Learn To Say ‘I Don’t Care’ and Mean It
From time to time my wife will bring home some clothing given to her by some of her clients. Most of the time they don’t fit, the style and color doesn’t match my personality or I just don’t like it. But on this occasion we struck oil. A polo shirt that was a good color for me, a style I would be comfortable with but most importantly it fit over my every growing midsection.
I was pleased with the find and as my wife straightened the collar and smoothed out the wrinkles she told me how good it looked on me.
As we looked in the mirror together I couldn’t help myself. I said, “ugh it makes me look fat”.
My wife replied, “I don’t care”, and so the deal was done. I got myself a new shirt.
As I was taking some time this morning to reflect on my day for some reason I was reminded of the polo shirt and replayed the mirror scene over and over in my mind. So what was the big deal, what was I not seeing or why was I being reminded of a seemingly ordinary encounter between my wife and me.
Then it dawned on me, it was what she said when I told her I looked fat in the shirt. She could have lied and said, “no honey, you don’t look fat, it’s a perfect fit and I love that 8 pack you’re working on”. She didn’t say this and I know she wasn’t even thinking it.
But she did say, “I don’t care”. In other words, sure you’ve gained some weight over the years and its difficult to find shirts that hide the obvious but who cares, I don’t. I love you just the way you are.
I couldn’t help but think it’s exactly how the Lord looks at us when we come to him, head down, repentant over some glitch in our character or personality. He tells us, ‘I don’t care, I love you just the way you are, after all I made you and I am quite pleased with how you are turning out.’

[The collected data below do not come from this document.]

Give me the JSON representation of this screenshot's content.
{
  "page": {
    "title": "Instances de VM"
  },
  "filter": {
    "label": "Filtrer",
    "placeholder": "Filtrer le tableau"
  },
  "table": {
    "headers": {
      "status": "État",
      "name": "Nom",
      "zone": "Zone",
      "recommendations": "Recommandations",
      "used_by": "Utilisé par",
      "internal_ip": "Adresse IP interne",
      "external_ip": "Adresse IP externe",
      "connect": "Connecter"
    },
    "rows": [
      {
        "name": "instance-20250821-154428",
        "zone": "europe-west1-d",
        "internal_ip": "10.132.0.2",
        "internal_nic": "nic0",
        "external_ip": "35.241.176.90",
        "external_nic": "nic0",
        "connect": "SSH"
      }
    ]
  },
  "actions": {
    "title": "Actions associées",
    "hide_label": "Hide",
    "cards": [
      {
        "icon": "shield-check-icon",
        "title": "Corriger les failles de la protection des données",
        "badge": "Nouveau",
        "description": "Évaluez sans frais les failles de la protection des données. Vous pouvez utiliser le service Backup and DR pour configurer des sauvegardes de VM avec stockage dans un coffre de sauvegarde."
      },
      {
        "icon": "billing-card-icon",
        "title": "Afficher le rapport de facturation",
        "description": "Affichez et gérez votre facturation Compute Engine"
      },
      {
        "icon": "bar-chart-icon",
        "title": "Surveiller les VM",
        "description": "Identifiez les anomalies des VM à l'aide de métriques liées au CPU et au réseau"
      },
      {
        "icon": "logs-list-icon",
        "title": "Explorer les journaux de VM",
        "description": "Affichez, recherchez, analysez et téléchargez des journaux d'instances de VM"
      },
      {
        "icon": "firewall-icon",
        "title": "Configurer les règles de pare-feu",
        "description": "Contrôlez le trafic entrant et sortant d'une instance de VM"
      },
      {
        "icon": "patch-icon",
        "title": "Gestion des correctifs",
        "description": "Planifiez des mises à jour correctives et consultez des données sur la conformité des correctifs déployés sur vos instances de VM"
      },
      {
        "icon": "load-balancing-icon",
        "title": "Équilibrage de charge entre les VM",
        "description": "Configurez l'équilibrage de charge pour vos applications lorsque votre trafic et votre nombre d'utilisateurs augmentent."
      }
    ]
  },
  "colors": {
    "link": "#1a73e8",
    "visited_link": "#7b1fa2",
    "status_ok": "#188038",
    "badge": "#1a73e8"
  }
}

We Christians love to carry our own cat-o-nine tails around with us to give ourselves a good flogging when we need it, but really. As my wife looked at me in the mirror and said, “I don’t care”, I knew she loved me in spite of me. She sees me differently than the way I see myself.
And so does God, he looks past our physical imperfections and looks at our soul. He is more interested in how we are progressing and growing spiritually.
Jesus encourages us ‘to love God with all our heart, mind and soul and to love those we come in contact with in the same way we would love ourselves’.
This is difficult to do when we are always picking on ourselves and seeing the physical imperfections in others.
Like my dear wife, we need to learn to say, ‘I don’t care’ and mean it.